Deaver was suspended after it came to light that he failed to report blood test results that would have been helpful to the defense in the case of Greg Taylor — a man whose conviction was thrown out after he spent 19 years in prison for a murder he didn’t commit. Judge Orlando Hudson Jr. also ruled that Deaver perjured himself during Peterson’s trial, and awarded him a new trial as a result. (Check out our big rundown of what happened in the Taylor case right here.)

So what happened to Deaver? The agent had a 25-year career as a blood spatter analyst, but was fired from the SBI in 2011, as WRAL reported, after an audit discovered that he had falsified evidence in 34 different cases. (The SBI in whole was found to have misstated findings and falsely reported evidence in more than 200 cases between 1987 and 2003.)

Deaver attempted to argue that he was wrongfully terminated, but a judge upheld the firing in August 2014. In November, though, the North Carolina Human Resources Commissioned ruled that Deaver should have been demoted and his pay lowered by 10 percent, which is what it did to other agents with similar disciplinary issues. It ordered that the SBI should pay Deaver 34 months of back pay, but that it was right to fire Deaver in 2013 after the perjury ruling in the Peterson case.

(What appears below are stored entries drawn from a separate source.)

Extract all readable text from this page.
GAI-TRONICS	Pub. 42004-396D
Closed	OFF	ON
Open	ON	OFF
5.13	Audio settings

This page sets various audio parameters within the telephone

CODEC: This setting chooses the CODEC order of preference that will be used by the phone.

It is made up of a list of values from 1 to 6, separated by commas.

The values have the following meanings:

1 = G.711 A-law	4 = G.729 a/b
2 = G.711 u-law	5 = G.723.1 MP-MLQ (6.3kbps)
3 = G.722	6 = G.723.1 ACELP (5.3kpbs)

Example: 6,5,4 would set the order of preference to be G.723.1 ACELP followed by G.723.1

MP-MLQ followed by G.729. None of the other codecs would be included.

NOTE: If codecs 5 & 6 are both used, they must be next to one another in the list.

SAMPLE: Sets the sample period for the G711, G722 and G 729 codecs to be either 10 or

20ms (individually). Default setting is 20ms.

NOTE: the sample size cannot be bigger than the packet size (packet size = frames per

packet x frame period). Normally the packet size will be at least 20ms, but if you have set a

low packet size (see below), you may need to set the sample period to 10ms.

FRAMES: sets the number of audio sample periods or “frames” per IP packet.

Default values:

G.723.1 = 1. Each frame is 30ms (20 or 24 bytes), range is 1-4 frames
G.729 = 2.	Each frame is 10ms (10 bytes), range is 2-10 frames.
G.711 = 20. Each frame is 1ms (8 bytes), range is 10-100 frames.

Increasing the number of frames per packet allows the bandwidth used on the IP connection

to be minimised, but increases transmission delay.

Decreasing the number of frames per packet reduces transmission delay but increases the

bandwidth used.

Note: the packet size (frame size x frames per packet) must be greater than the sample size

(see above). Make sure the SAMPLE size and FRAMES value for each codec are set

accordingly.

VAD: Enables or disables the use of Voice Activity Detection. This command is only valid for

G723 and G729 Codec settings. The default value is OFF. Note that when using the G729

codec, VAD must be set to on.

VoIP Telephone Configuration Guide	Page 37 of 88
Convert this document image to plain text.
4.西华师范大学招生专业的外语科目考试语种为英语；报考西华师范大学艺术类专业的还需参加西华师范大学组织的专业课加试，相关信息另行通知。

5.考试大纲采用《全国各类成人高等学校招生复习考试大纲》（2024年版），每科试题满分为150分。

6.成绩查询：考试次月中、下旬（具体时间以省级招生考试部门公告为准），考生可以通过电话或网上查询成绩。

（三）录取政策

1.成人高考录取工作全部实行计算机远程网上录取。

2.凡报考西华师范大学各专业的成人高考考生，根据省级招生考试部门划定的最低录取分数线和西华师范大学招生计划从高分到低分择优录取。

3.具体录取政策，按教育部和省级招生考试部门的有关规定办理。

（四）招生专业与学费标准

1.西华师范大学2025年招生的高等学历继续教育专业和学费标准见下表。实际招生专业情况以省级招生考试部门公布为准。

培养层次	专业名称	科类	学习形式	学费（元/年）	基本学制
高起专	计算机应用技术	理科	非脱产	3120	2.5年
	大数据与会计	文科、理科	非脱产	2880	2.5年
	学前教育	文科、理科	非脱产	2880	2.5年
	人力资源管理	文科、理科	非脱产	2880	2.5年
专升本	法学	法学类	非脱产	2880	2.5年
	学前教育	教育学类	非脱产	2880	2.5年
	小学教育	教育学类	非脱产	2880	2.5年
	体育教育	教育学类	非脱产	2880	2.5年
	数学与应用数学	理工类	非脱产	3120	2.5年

Taylor sued North Carolina after his wrongful imprisonment and won a settlement of $4.625 milion from the state, as McClatchy reported. Another former defendant brought a lawsuit against Deaver after he stood trial for murder in 2007. Kirk Turner was accused of killing his wife in a case that appears in “The Staircase” — a jury found that she attacked him, and Turner killed her in self-defense.

Turner sued Deaver and another SBI agent, Gerald Thomas, WRAL reported. The suit alleged that the two agents created their theory of what happened and then tried to force their scientific results to match the theory. A Superior Court judge threw out the suit, but it was reinstated by the North Carolina Court of Appeals in 2016. The SBI settled Turner’s case in April 2018 for $200,000, the Winston-Salem Journal reported. But as part of the settlement, Deaver and the SBI admitted no wrongdoing.

After he was fired from the SBI, Deaver left work in criminal justice. Today, according to his LinkedIn profile, Deaver serves as Director of Operations at ISS Facilities in Texas.